Meryem bu kitabı yazdıktan sonra zaman içerisinde biriken yeni öyküleri oluyor. 2018 yılında “Kırkyama” isimli ikinci kitabını çıkarıyor. Burada da yine genellikle öykülerinin başkarakterlerini kadınlardan oluşturuyor. Karadeniz coğrafyasından çıkıp bu sefer diğer coğrafyalardaki kadınların hikâyelerine de temas ediyor. Bu arada Meryem’in yıllar boyunca harika resimler yaptığını söylemiştim. Bu nedenle iki kitabının da kapak resimleri kendisine ait. 
Yorulmak olmaz!
Sohbetimize biraz ara veriyoruz. Hani o, “Pek sevmiyorum girmeyi” dediği mutfak vardı ya! İşte o mutfaktan bir sürü yemek koyuveriyor önüme.  Emeksiz yemek olur mu hiç? Yemekten sonra bir çıkarıyor ki yünlerden battaniye örmüş, “Nasıl birleştireyim?” diye soruyor. Sonra oradan kalkıp beraber bahçeyi suluyoruz.
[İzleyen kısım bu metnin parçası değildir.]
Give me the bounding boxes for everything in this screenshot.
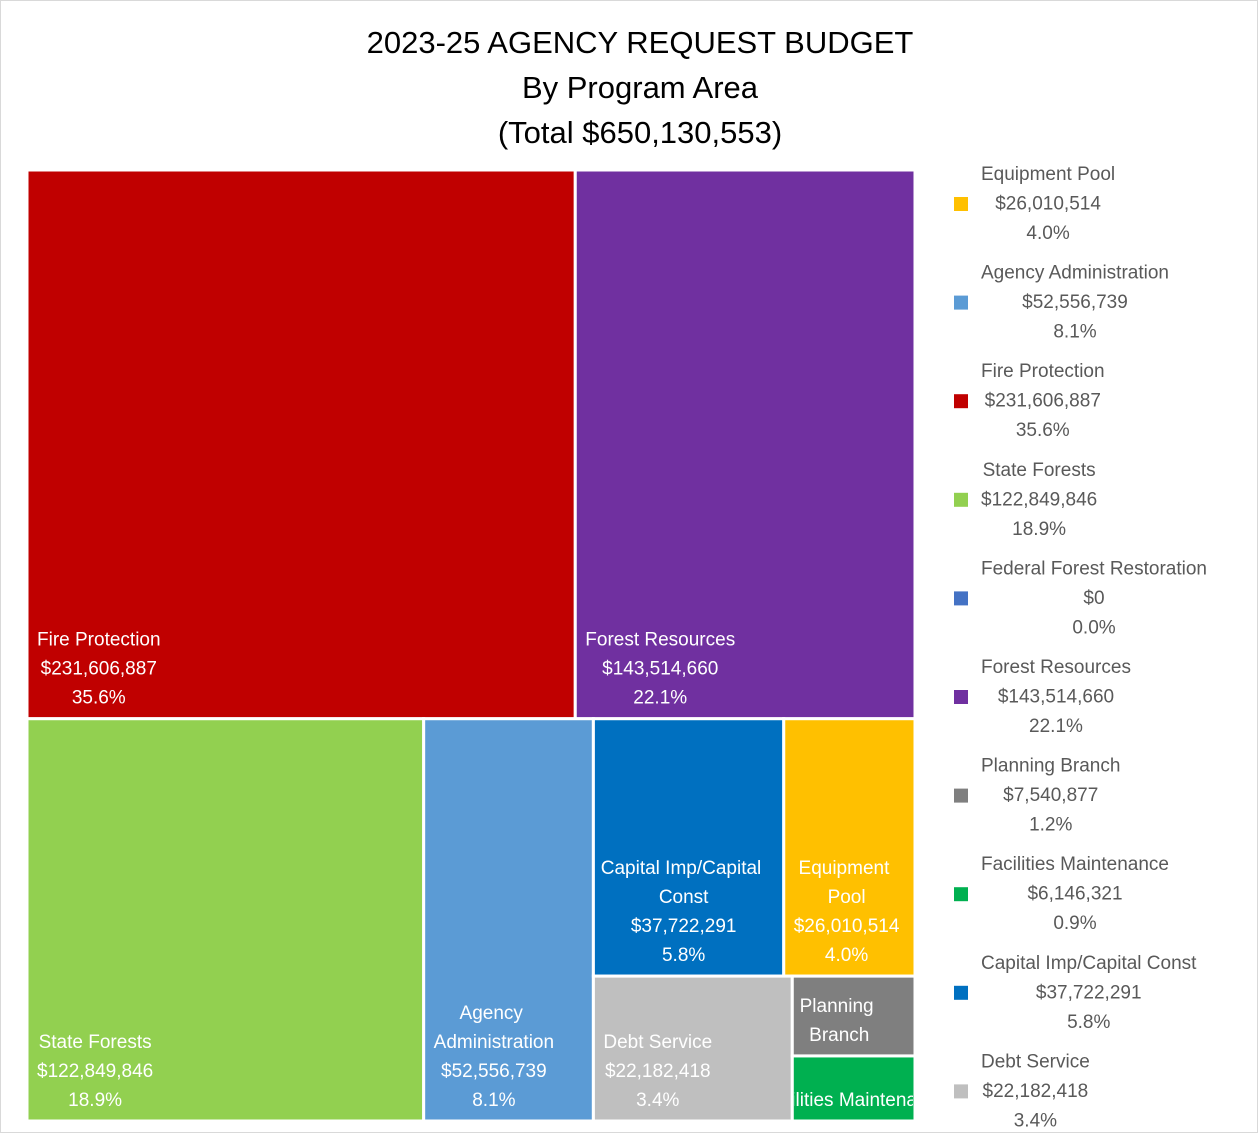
tile-value: $52,556,739 xyxy=(441,1061,547,1082)
legend-swatch xyxy=(954,295,968,310)
legend-label: Forest Resources xyxy=(981,657,1131,678)
legend-swatch xyxy=(954,887,968,902)
legend-percent: 3.4% xyxy=(1014,1110,1057,1131)
treemap-tile xyxy=(25,717,426,1123)
legend-label: Agency Administration xyxy=(981,263,1169,284)
tile-value: $37,722,291 xyxy=(631,916,737,937)
legend-label: Planning Branch xyxy=(981,756,1120,777)
legend-swatch xyxy=(954,1084,968,1099)
legend-percent: 8.1% xyxy=(1053,322,1096,343)
legend-label: Fire Protection xyxy=(981,361,1105,382)
tile-value: 5.8% xyxy=(662,945,705,966)
tile-value: $231,606,887 xyxy=(41,659,157,680)
legend-value: $6,146,321 xyxy=(1027,884,1122,905)
tile-name: Forest Resources xyxy=(585,630,735,651)
tile-value: $122,849,846 xyxy=(37,1061,153,1082)
chart-subtitle: By Program Area xyxy=(522,70,759,105)
tile-name: Equipment Pool xyxy=(799,858,895,908)
tile-label: Agency Administration $52,556,739 8.1% xyxy=(434,1003,554,1111)
treemap-tile xyxy=(573,168,917,721)
legend-swatch xyxy=(954,197,968,211)
tile-label: Debt Service $22,182,418 3.4% xyxy=(603,1032,712,1111)
tile-name: Capital Imp/Capital Const xyxy=(601,858,767,908)
legend-value: $37,722,291 xyxy=(1036,982,1142,1003)
tile-value: 8.1% xyxy=(472,1090,515,1111)
legend-label: Facilities Maintenance xyxy=(981,854,1169,875)
treemap-tile xyxy=(790,1054,917,1123)
tile-name: Fire Protection xyxy=(37,630,161,651)
legend-value: $143,514,660 xyxy=(998,687,1114,708)
legend-value: $231,606,887 xyxy=(985,391,1101,412)
tile-value: 3.4% xyxy=(636,1090,679,1111)
legend-swatch xyxy=(954,394,968,409)
legend-percent: 0.0% xyxy=(1072,617,1115,638)
legend-value: $0 xyxy=(1083,588,1104,609)
legend-percent: 4.0% xyxy=(1026,223,1069,244)
tile-name: State Forests xyxy=(39,1032,152,1053)
tile-name: Planning Branch xyxy=(800,996,879,1046)
chart-title: 2023-25 AGENCY REQUEST BUDGET xyxy=(367,25,914,60)
legend-percent: 5.8% xyxy=(1067,1012,1110,1033)
tile-label: Forest Resources $143,514,660 22.1% xyxy=(585,630,735,709)
legend-percent: 1.2% xyxy=(1029,815,1072,836)
legend-percent: 18.9% xyxy=(1012,519,1066,540)
tile-label: Equipment Pool $26,010,514 4.0% xyxy=(794,858,900,966)
legend-swatch xyxy=(954,788,968,803)
legend-label: State Forests xyxy=(983,460,1096,481)
legend-swatch xyxy=(954,985,968,1000)
treemap-tile xyxy=(25,168,577,721)
tile-label: Planning Branch xyxy=(800,996,879,1046)
legend-percent: 35.6% xyxy=(1016,420,1070,441)
tile-value: 35.6% xyxy=(72,688,126,709)
legend-swatch xyxy=(954,492,968,507)
legend-percent: 22.1% xyxy=(1029,716,1083,737)
tile-value: $22,182,418 xyxy=(605,1061,711,1082)
treemap-tile xyxy=(591,717,786,978)
chart-note: (Total $650,130,553) xyxy=(498,115,782,150)
tile-value: $143,514,660 xyxy=(602,659,718,680)
tile-value: 4.0% xyxy=(825,945,868,966)
legend-label: Equipment Pool xyxy=(981,164,1115,185)
tile-label: Fire Protection $231,606,887 35.6% xyxy=(37,630,161,709)
legend-label: Capital Imp/Capital Const xyxy=(981,953,1197,974)
legend-value: $22,182,418 xyxy=(983,1081,1089,1102)
legend-percent: 0.9% xyxy=(1053,913,1096,934)
tile-value: 22.1% xyxy=(633,688,687,709)
tile-label: Facilities Maintenance xyxy=(760,1090,948,1111)
treemap-tile xyxy=(782,717,917,978)
tile-name: Debt Service xyxy=(603,1032,712,1053)
legend-swatch xyxy=(954,591,968,606)
treemap-tile xyxy=(422,717,595,1123)
tile-label: Capital Imp/Capital Const $37,722,291 5.8% xyxy=(601,858,767,966)
tile-name: Facilities Maintenance xyxy=(760,1090,948,1111)
legend-label: Federal Forest Restoration xyxy=(981,558,1207,579)
tile-value: $26,010,514 xyxy=(794,916,900,937)
legend-value: $26,010,514 xyxy=(995,194,1101,215)
legend-label: Debt Service xyxy=(981,1051,1090,1072)
legend-value: $52,556,739 xyxy=(1022,292,1128,313)
legend-value: $7,540,877 xyxy=(1003,785,1098,806)
tile-name: Agency Administration xyxy=(434,1003,554,1053)
tile-value: 18.9% xyxy=(68,1090,122,1111)
tile-label: State Forests $122,849,846 18.9% xyxy=(37,1032,153,1111)
legend-swatch xyxy=(954,690,968,704)
legend-value: $122,849,846 xyxy=(981,489,1097,510)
Akşam burada aynı binadaki yaşadığı kadınlarla toplanıp sohbet ediyorlarmış. Bahçedeki çardağı da kadınlarla, belediyeden izin alarak yapmışlar. “Ne varsa kadınlarda var!” diyor. Bu çardakta onun öykü kitaplarını bile okumuşlar. Beraber çardağı temizliyoruz, bahçenin yanındaki bitkileri ve ağaçları suluyoruz. Tekrar eve girdiğimizde bir süre dinlendikten sonra çıkarıyor mandolinini, birkaç şarkı çalıyor. Eşlik ediyorum. “Yoruldunuz mu?” O pek yorulmuyor. Büyük bir zevkle çalışıyor, emek veriyor. “Bu ellerimiz sağlam olduktan sonra hiç çalışmamak olur mu?” diyor. 
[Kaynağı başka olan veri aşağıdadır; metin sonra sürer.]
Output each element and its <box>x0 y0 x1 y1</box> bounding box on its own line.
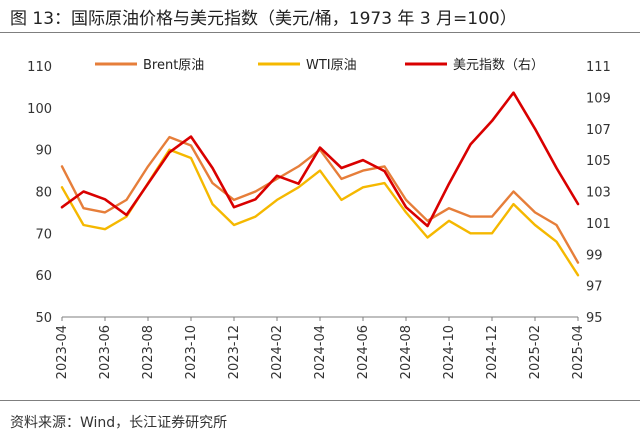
x-tick-label: 2025-04 <box>571 325 586 379</box>
legend: Brent原油 WTI原油 美元指数（右） <box>95 58 544 73</box>
y-right-tick-label: 105 <box>586 154 611 169</box>
right-axis: 95 97 99 101 103 105 107 109 111 <box>586 60 611 326</box>
x-tick-label: 2025-02 <box>528 325 543 379</box>
x-axis: 2023-04 2023-06 2023-08 2023-10 2023-12 2024-… <box>55 317 586 379</box>
y-left-tick-label: 110 <box>27 60 52 75</box>
figure-title: 图 13：国际原油价格与美元指数（美元/桶，1973 年 3 月=100） <box>10 9 517 29</box>
y-right-tick-label: 97 <box>586 280 603 295</box>
chart: 50 60 70 80 90 100 110 95 97 99 101 103 105 107 109 11… <box>27 58 611 379</box>
x-tick-label: 2024-02 <box>270 325 285 379</box>
left-axis: 50 60 70 80 90 100 110 <box>27 60 52 326</box>
y-right-tick-label: 107 <box>586 123 611 138</box>
y-left-tick-label: 50 <box>35 311 52 326</box>
legend-label: Brent原油 <box>143 58 204 73</box>
y-right-tick-label: 111 <box>586 60 611 75</box>
y-left-tick-label: 90 <box>35 144 52 159</box>
series-line-brent <box>60 135 580 264</box>
y-left-tick-label: 60 <box>35 269 52 284</box>
x-tick-label: 2024-08 <box>399 325 414 379</box>
y-right-tick-label: 109 <box>586 91 611 106</box>
x-tick-label: 2023-06 <box>98 325 113 379</box>
x-tick-label: 2023-10 <box>184 325 199 379</box>
title-rule <box>0 32 640 33</box>
series-lines <box>60 91 580 277</box>
x-tick-label: 2023-04 <box>55 325 70 379</box>
x-tick-label: 2024-10 <box>442 325 457 379</box>
x-tick-label: 2024-06 <box>356 325 371 379</box>
x-tick-label: 2023-12 <box>227 325 242 379</box>
legend-label: WTI原油 <box>306 58 357 73</box>
y-right-tick-label: 95 <box>586 311 603 326</box>
y-right-tick-label: 103 <box>586 186 611 201</box>
source-note: 资料来源：Wind，长江证券研究所 <box>10 415 228 431</box>
source-rule <box>0 400 640 401</box>
series-line-usd-index <box>60 91 580 228</box>
y-right-tick-label: 99 <box>586 248 603 263</box>
y-left-tick-label: 70 <box>35 227 52 242</box>
x-tick-label: 2024-04 <box>313 325 328 379</box>
y-left-tick-label: 100 <box>27 102 52 117</box>
x-tick-label: 2024-12 <box>485 325 500 379</box>
x-tick-label: 2023-08 <box>141 325 156 379</box>
y-right-tick-label: 101 <box>586 217 611 232</box>
series-line-wti <box>60 148 580 277</box>
y-left-tick-label: 80 <box>35 186 52 201</box>
legend-label: 美元指数（右） <box>453 58 544 73</box>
Biraz yaştan konu açılıyor. 65 yaşına geldiğinden bahsediyor. Öyle yarım ağızla falan değil ha! Gururla, bastırarak! “Daha çoook kitaplar çıkarmak isterim” diyor. Kendisi insan ve kadın hakları savunuculuğunu yaşamında her daim ön plana almış. Özellikle kadınların mücadelesi ve yolculuğu, onun için çok değerli. Doğayı, emek vermeyi, yaşı kaç olursa olsun çalışmayı ve üretmeyi çok seviyor. Şimdilerde üçüncü kitabını tamamlamaya çalıştığını anlatıyor. Biraz nefes almak için şehir dışına, belki bir sahil yerine gitmek istediğinden bahsediyor.  “Daha çok yazacağım şey var” cümlesini sıklıkla yineliyor. Ona bakınca yaşamımda “yapamadım, olmadı” dediğim konuları sorgulamaya başlıyorum. İyisi mi biz yine Meryem’in bir cümlesi ile bitirelim: Üretmek için çok çalışmak, çok emek vermek gerekiyor.